Pre-draft measurables
| Height | Weight | Arm length | Hand span | 40-yard dash | 10-yard split | 20-yard split | 20-yard shuttle | Three-cone drill | Vertical jump | Broad jump | Bench press |
| 5 ft 9+1⁄2 in (1.77 m) | 182 lb (83 kg) | 30+5⁄8 in (0.78 m) | 8+5⁄8 in (0.22 m) | 4.37 s | 1.53 s | 2.54 s | 4.15 s | 6.81 s | 30.5 in (0.77 m) | 10 ft 2 in (3.10 m) | 11 reps |
All values from NFL Combine/Pro Day

===Tampa Bay Buccaneers===
Jackson was drafted by the Tampa Bay Buccaneers in the second round (58th overall) of the 2008 NFL draft. On July 25, he signed a four-year contract. He played seven games for the team in 2008.

The Buccaneers waived Jackson on August 31, 2009.

===Carolina Panthers===
The Carolina Panthers signed Jackson to their practice squad on October 12, 2009. After his contract expired following the season, he was re-signed to a future contract on January 4, 2010. Jackson was waived by the Panthers on August 31, 2010.

===Virginia Destroyers===
Jackson was signed by the Virginia Destroyers of the United Football League on May 23, 2011.

===New York Jets===
Jackson was signed to the New York Jets' practice squad on November 9, 2011. He was released on November 19. He was re-signed to the practice squad on November 30. Jackson was waived on August 25, 2012.

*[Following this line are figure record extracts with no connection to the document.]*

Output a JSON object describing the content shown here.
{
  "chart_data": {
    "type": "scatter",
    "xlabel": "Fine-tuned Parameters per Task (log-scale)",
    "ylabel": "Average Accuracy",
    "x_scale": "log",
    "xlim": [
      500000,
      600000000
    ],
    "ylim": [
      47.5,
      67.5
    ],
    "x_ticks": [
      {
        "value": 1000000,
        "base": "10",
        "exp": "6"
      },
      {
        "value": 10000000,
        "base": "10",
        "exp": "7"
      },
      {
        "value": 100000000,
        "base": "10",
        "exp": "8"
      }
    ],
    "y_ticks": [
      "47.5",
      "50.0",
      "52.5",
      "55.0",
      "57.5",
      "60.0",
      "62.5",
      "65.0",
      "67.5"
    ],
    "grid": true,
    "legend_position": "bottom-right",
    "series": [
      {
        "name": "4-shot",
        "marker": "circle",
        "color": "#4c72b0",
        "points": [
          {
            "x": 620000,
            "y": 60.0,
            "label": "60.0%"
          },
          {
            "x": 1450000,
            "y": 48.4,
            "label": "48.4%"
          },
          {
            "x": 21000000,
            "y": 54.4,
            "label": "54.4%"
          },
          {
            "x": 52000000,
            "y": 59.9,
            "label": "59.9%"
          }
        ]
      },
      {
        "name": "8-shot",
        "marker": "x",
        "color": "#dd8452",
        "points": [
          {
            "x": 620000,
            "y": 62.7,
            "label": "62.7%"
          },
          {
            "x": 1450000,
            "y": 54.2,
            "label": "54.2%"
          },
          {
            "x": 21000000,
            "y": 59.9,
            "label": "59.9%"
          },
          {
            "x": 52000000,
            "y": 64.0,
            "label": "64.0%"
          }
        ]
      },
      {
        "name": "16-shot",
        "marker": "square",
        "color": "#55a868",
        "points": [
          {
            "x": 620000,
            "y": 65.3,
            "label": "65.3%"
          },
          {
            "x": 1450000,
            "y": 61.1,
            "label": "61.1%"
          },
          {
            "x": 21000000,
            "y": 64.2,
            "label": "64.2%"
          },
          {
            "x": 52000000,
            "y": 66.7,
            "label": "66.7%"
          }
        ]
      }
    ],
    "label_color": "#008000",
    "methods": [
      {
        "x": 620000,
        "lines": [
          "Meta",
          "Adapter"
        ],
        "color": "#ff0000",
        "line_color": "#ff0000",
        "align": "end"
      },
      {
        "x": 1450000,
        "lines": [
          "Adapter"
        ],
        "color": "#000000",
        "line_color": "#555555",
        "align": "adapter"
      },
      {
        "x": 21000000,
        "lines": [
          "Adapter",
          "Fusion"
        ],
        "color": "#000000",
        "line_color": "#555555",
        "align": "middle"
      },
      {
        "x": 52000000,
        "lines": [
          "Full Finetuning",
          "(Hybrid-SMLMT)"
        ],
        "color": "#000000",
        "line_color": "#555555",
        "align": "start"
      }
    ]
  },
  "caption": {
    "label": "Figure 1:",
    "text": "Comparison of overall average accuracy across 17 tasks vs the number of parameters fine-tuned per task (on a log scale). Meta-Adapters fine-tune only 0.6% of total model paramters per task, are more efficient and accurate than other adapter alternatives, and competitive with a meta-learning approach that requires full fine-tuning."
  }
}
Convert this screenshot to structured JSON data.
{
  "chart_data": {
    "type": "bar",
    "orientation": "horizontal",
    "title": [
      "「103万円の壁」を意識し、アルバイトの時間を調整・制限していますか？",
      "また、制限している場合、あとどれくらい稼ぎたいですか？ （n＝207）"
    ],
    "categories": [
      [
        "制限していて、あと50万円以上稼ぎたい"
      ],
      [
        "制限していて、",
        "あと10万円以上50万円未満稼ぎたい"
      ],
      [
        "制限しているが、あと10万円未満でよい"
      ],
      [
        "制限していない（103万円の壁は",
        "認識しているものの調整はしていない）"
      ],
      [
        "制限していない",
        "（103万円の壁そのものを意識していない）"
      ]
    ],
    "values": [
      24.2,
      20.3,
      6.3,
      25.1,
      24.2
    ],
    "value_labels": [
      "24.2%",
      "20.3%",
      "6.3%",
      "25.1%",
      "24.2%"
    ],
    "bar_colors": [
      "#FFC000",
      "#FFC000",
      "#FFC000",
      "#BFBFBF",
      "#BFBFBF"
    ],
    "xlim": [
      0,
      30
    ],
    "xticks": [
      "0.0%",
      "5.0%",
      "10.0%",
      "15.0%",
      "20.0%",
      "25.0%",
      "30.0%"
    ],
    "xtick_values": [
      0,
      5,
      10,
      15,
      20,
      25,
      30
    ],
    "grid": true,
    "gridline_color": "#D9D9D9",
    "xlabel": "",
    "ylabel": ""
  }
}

===High Country Grizzlies===
On December 19, 2016, Jackson signed with the High Country Grizzlies of the National Arena League (NAL) to be the marquee player and face of the team for marketing and ticket sales during their inaugural 2017 season. He agreed to a contract that included sales incentives and a relocation reimbursement for Jackson and his family. Jackson initially requested his ticket sales incentives in February prior to the start of the season, but Jackson would leave the team over non-payment in May and the league suspended Jackson. In August, Jackson took the Grizzlies to arbitration with the league and the NAL ruled in Jackson's favor with the team owing Jackson US$9,500. Jackson filed another complaint with Watauga County over continued non-payment by the team as of January 2018.